Inventiva benefits from partnerships with world-leading research entities such as the Institut Curie in the field of oncology. Two strategic partnerships have also been established with world-class major pharmaceutical companies AbbVie and Boehringer Ingelheim in the fields of autoimmune diseases (specifically in psoriasis) and fibrosis respectively. These partnerships provide milestone payments to Inventiva upon the achievement of pre-clinical, clinical, regulatory and commercial milestones, in addition to royalties on the products resulting from the partnerships.

Inventiva employs over 100 employees and owns R&D facilities near Dijon, acquired from the international pharmaceutical group Abbott. The Company owns, a proprietary chemical library of over 240,000 molecules as well as integrated biology, chemistry, ADME and pharmacology platforms.

Important Notice

This press release contains forward-looking statements, forecasts and estimates with respect to the clinical development
plans, business and regulatory strategy, and anticipated future performance of Inventiva and of the market in which it operates. Certain of these statements, forecasts and estimates can be recognized by the use of words such as, without limitation, “believes”, “anticipates”, “expects”, “intends”, “plans”, “seeks”, “estimates”, “may”, “will” and “continue” and similar expressions. Such statements are not historical facts but rather are statements of future expectations and other forward-looking statements that are based on management”s beliefs. These statements reflect such views and assumptions prevailing as of the date of the statements and involve known and unknown risks and uncertainties that could cause future results, performance or future events to differ materially from those expressed or implied in such statements. Actual events are difficult to predict and may depend upon factors that are beyond Inventiva”s control.

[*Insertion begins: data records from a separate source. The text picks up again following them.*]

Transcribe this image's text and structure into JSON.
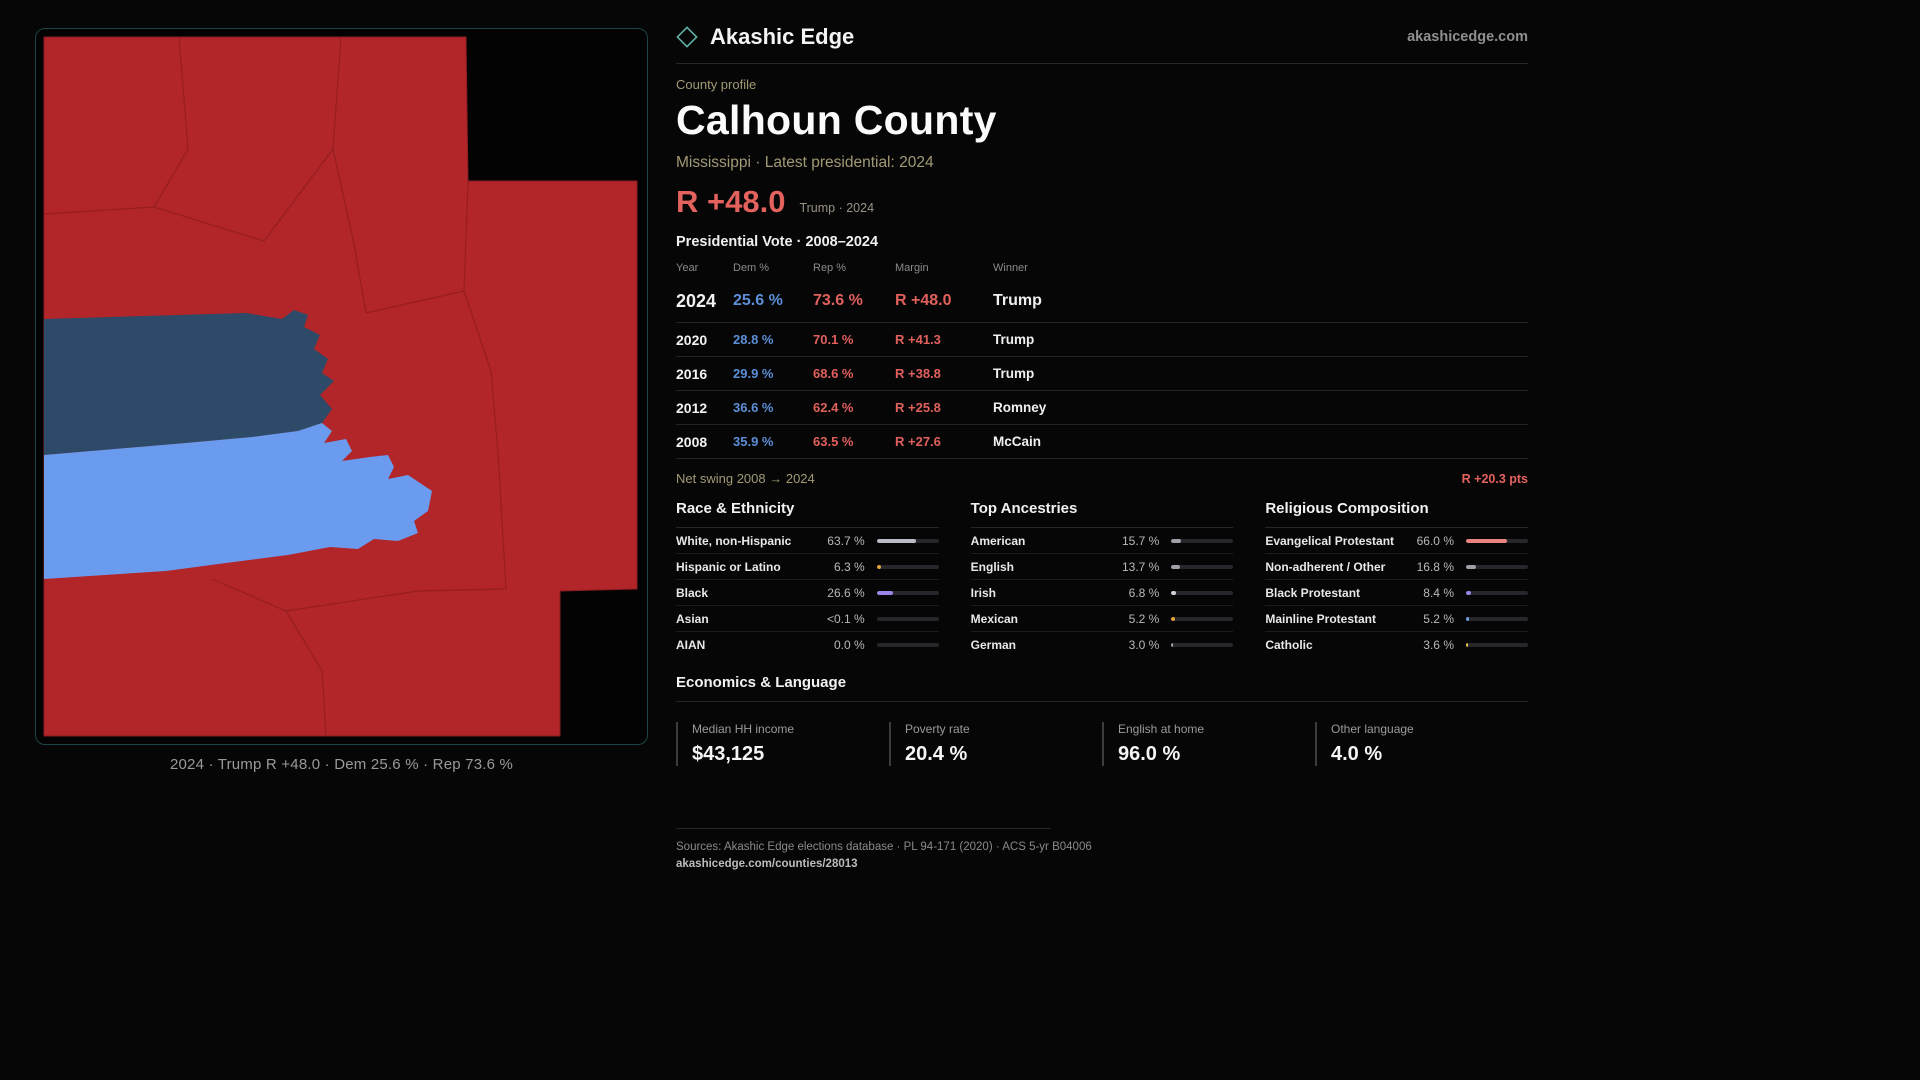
{
  "brand": {
    "name": "Akashic Edge",
    "domain": "akashicedge.com"
  },
  "profile": {
    "kicker": "County profile",
    "title": "Calhoun County",
    "subtitle": "Mississippi · Latest presidential: 2024",
    "headline_margin": "R +48.0",
    "headline_context": "Trump · 2024"
  },
  "vote_table": {
    "title": "Presidential Vote · 2008–2024",
    "columns": [
      "Year",
      "Dem %",
      "Rep %",
      "Margin",
      "Winner"
    ],
    "rows": [
      {
        "year": "2024",
        "dem": "25.6 %",
        "rep": "73.6 %",
        "margin": "R +48.0",
        "winner": "Trump"
      },
      {
        "year": "2020",
        "dem": "28.8 %",
        "rep": "70.1 %",
        "margin": "R +41.3",
        "winner": "Trump"
      },
      {
        "year": "2016",
        "dem": "29.9 %",
        "rep": "68.6 %",
        "margin": "R +38.8",
        "winner": "Trump"
      },
      {
        "year": "2012",
        "dem": "36.6 %",
        "rep": "62.4 %",
        "margin": "R +25.8",
        "winner": "Romney"
      },
      {
        "year": "2008",
        "dem": "35.9 %",
        "rep": "63.5 %",
        "margin": "R +27.6",
        "winner": "McCain"
      }
    ]
  },
  "net_swing": {
    "label": "Net swing 2008 → 2024",
    "value": "R +20.3 pts"
  },
  "demographics": [
    {
      "title": "Race & Ethnicity",
      "rows": [
        {
          "label": "White, non-Hispanic",
          "value": "63.7 %",
          "pct": 63.7,
          "color": "#b9bcc4"
        },
        {
          "label": "Hispanic or Latino",
          "value": "6.3 %",
          "pct": 6.3,
          "color": "#e5a33c"
        },
        {
          "label": "Black",
          "value": "26.6 %",
          "pct": 26.6,
          "color": "#9b85e8"
        },
        {
          "label": "Asian",
          "value": "<0.1 %",
          "pct": 0.05,
          "color": "#9fa1a8"
        },
        {
          "label": "AIAN",
          "value": "0.0 %",
          "pct": 0,
          "color": "#9fa1a8"
        }
      ]
    },
    {
      "title": "Top Ancestries",
      "rows": [
        {
          "label": "American",
          "value": "15.7 %",
          "pct": 15.7,
          "color": "#9fa1a8"
        },
        {
          "label": "English",
          "value": "13.7 %",
          "pct": 13.7,
          "color": "#9fa1a8"
        },
        {
          "label": "Irish",
          "value": "6.8 %",
          "pct": 6.8,
          "color": "#cfd1d6"
        },
        {
          "label": "Mexican",
          "value": "5.2 %",
          "pct": 5.2,
          "color": "#e5a33c"
        },
        {
          "label": "German",
          "value": "3.0 %",
          "pct": 3.0,
          "color": "#9fa1a8"
        }
      ]
    },
    {
      "title": "Religious Composition",
      "rows": [
        {
          "label": "Evangelical Protestant",
          "value": "66.0 %",
          "pct": 66.0,
          "color": "#e8837e"
        },
        {
          "label": "Non-adherent / Other",
          "value": "16.8 %",
          "pct": 16.8,
          "color": "#9fa1a8"
        },
        {
          "label": "Black Protestant",
          "value": "8.4 %",
          "pct": 8.4,
          "color": "#9b85e8"
        },
        {
          "label": "Mainline Protestant",
          "value": "5.2 %",
          "pct": 5.2,
          "color": "#6f9fe0"
        },
        {
          "label": "Catholic",
          "value": "3.6 %",
          "pct": 3.6,
          "color": "#e8c84d"
        }
      ]
    }
  ],
  "economics": {
    "title": "Economics & Language",
    "stats": [
      {
        "label": "Median HH income",
        "value": "$43,125"
      },
      {
        "label": "Poverty rate",
        "value": "20.4 %"
      },
      {
        "label": "English at home",
        "value": "96.0 %"
      },
      {
        "label": "Other language",
        "value": "4.0 %"
      }
    ]
  },
  "map": {
    "caption": "2024 · Trump R +48.0 · Dem 25.6 % · Rep 73.6 %"
  },
  "footer": {
    "sources": "Sources: Akashic Edge elections database · PL 94-171 (2020) · ACS 5-yr B04006",
    "link": "akashicedge.com/counties/28013"
  },
  "colors": {
    "rep_red": "#e0605c",
    "dem_blue": "#5c8fd6",
    "accent_tan": "#a29a75",
    "map_red": "#b22528",
    "map_navy": "#2d4a68",
    "map_lightblue": "#6b9bef",
    "map_border_teal": "#1c4444"
  }
}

There can be no guarantees with respect to pipeline product candidates that the candidates will receive the necessary regulatory approvals or that they will prove to be commercially successful. Therefore, actual results may turn out to be materially different from the anticipated future results, performance or achievements expressed or implied by such statements, forecasts and estimates. Given these uncertainties, no representations are made as to the accuracy or fairness of such forward-looking statements, forecasts and estimates. Furthermore, forward-looking statements, forecasts and estimates only speak as of the date of this press release. Readers are cautioned not to place undue reliance on any of these forward-looking statements.

Please refer to the “Document de référence” filed with the Autorité des Marchés Financiers on April 13, 2018 under n° R.18-013 for additional information in relation to such factors, risks and uncertainties.

Inventiva has no intention and is under no obligation to update or review the forward-looking statements referred to above. Consequently, Inventiva accepts no liability for any consequences arising from the use of any of the above statements.